My niece Mary and three of her college friends soon arrived, introductions were made, and Katie volunteered to climb aboard my red machine. She settled into the ‘training’ seat next to me. “Ever been on a farm before?” No. “Any idea of what this machine does?” No. “Where did you grow up?” Manhattan. I quickly realized that I had only the next ten minutes to explain to Katie what was happening beneath our very feet.

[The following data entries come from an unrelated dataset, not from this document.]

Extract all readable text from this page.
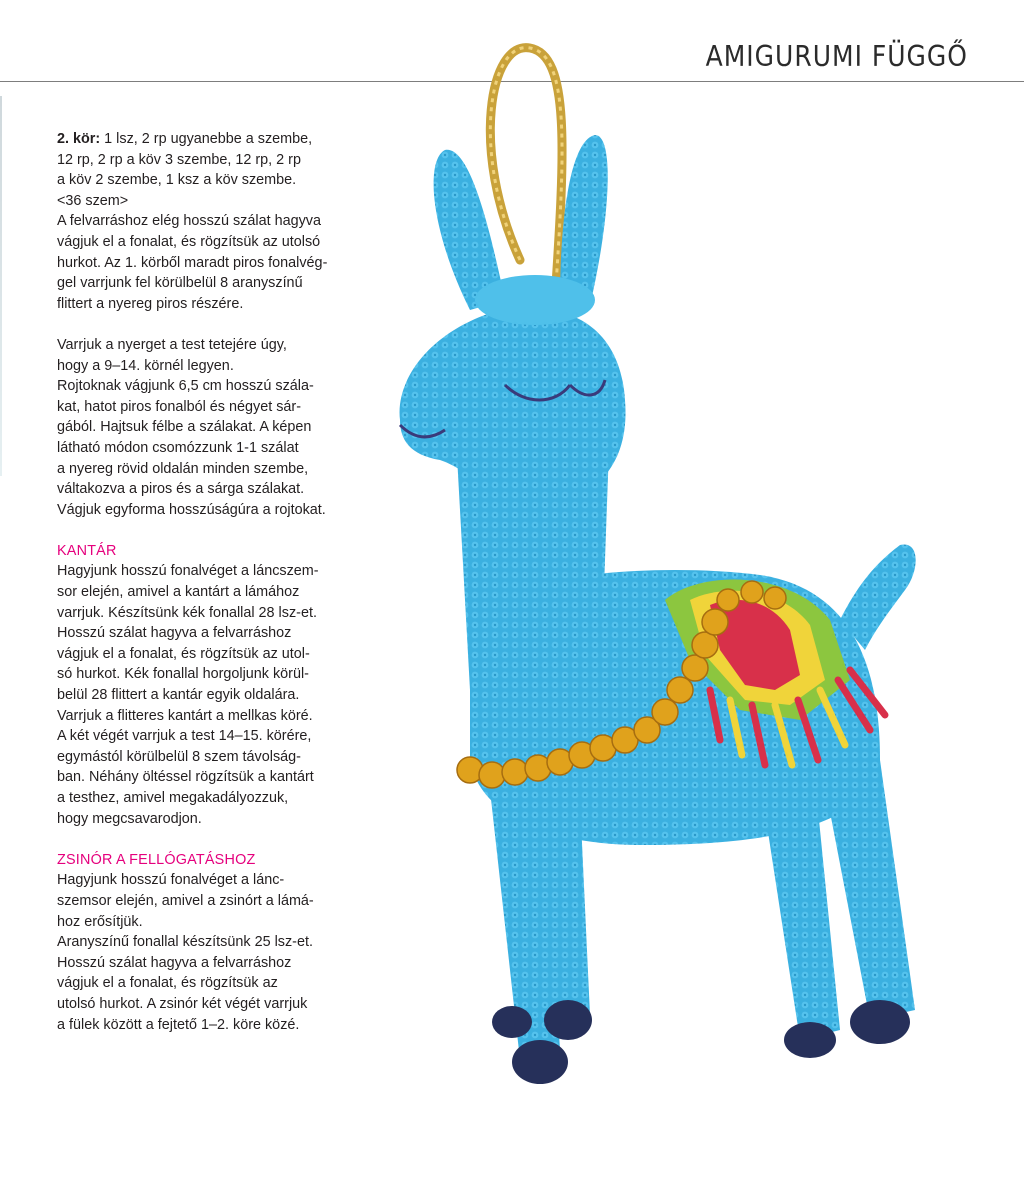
AMIGURUMI FÜGGŐ

2. kör: 1 lsz, 2 rp ugyanebbe a szembe,
12 rp, 2 rp a köv 3 szembe, 12 rp, 2 rp
a köv 2 szembe, 1 ksz a köv szembe.
<36 szem>
A felvarráshoz elég hosszú szálat hagyva
vágjuk el a fonalat, és rögzítsük az utolsó
hurkot. Az 1. körből maradt piros fonalvég-
gel varrjunk fel körülbelül 8 aranyszínű
flittert a nyereg piros részére.

Varrjuk a nyerget a test tetejére úgy,
hogy a 9–14. körnél legyen.
Rojtoknak vágjunk 6,5 cm hosszú szála-
kat, hatot piros fonalból és négyet sár-
gából. Hajtsuk félbe a szálakat. A képen
látható módon csomózzunk 1-1 szálat
a nyereg rövid oldalán minden szembe,
váltakozva a piros és a sárga szálakat.
Vágjuk egyforma hosszúságúra a rojtokat.

KANTÁR

Hagyjunk hosszú fonalvéget a láncszem-
sor elején, amivel a kantárt a lámához
varrjuk. Készítsünk kék fonallal 28 lsz-et.
Hosszú szálat hagyva a felvarráshoz
vágjuk el a fonalat, és rögzítsük az utol-
só hurkot. Kék fonallal horgoljunk körül-
belül 28 flittert a kantár egyik oldalára.
Varrjuk a flitteres kantárt a mellkas köré.
A két végét varrjuk a test 14–15. körére,
egymástól körülbelül 8 szem távolság-
ban. Néhány öltéssel rögzítsük a kantárt
a testhez, amivel megakadályozzuk,
hogy megcsavarodjon.

ZSINÓR A FELLÓGATÁSHOZ

Hagyjunk hosszú fonalvéget a lánc-
szemsor elején, amivel a zsinórt a lámá-
hoz erősítjük.
Aranyszínű fonallal készítsünk 25 lsz-et.
Hosszú szálat hagyva a felvarráshoz
vágjuk el a fonalat, és rögzítsük az
utolsó hurkot. A zsinór két végét varrjuk
a fülek között a fejtető 1–2. köre közé.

I was using auto-row guidance and I instinctively reached down and picked up a sun-dried ear of corn. It was an orphan ear that I had rescued after it had been inadvertently knocked to the ground when opening up the headland. It was among the 20 very large and magnificent ears of corn that adorned the space just in front of our feet. With both hands I twisted that ear and kernels went flying about the cab. “This,” I said, “is what is going on below us right now. Between turning cylinders of steel there are thousands of corn kernels exploding at this very moment!”
As we crossed the field I explained that we would harvest one acre of corn. In that one acre there would be 32,000 ears of corn like the one I held in my hand and all the kernels would be removed and put into the grain bin behind her head. She marveled at the stream of yellow gold and then asked how only the kernels were in that bin. “Where is the rest of the plant?” I pointed to the corn head and commented on the invention of the auger and how many grain augers were being used in the combine. I mentioned the effects of gravity and air movement and then motioned to the ground to have her observe that the plant material was being left in the field. She nodded her head in agreement.
We came to the end of the field and parked next to the wagon. I extended the unload auger and pressed the discharge button. Katie was visibly startled when the kernels of corn behind her head magically appeared at the end of that auger and poured into the wagon. It struck me that this was truly an exercise in child-like wonder. I was keenly aware of the awesome technology that has replaced the handpicking of every ear of corn that my father and grandfather experienced.
I thanked Katie for her brief company and the opportunity to share my knowledge. I now realize that I had touched only one ear of corn to tell my farming story. Of the 17 million ears of corn that George and I harvested in 2013, that one ear was truly the most educational and inspirational of them all – for a young city girl and me. ■ John Diedrich is a 3rd generation farmer who grows corn & soybeans in rural Sycamore.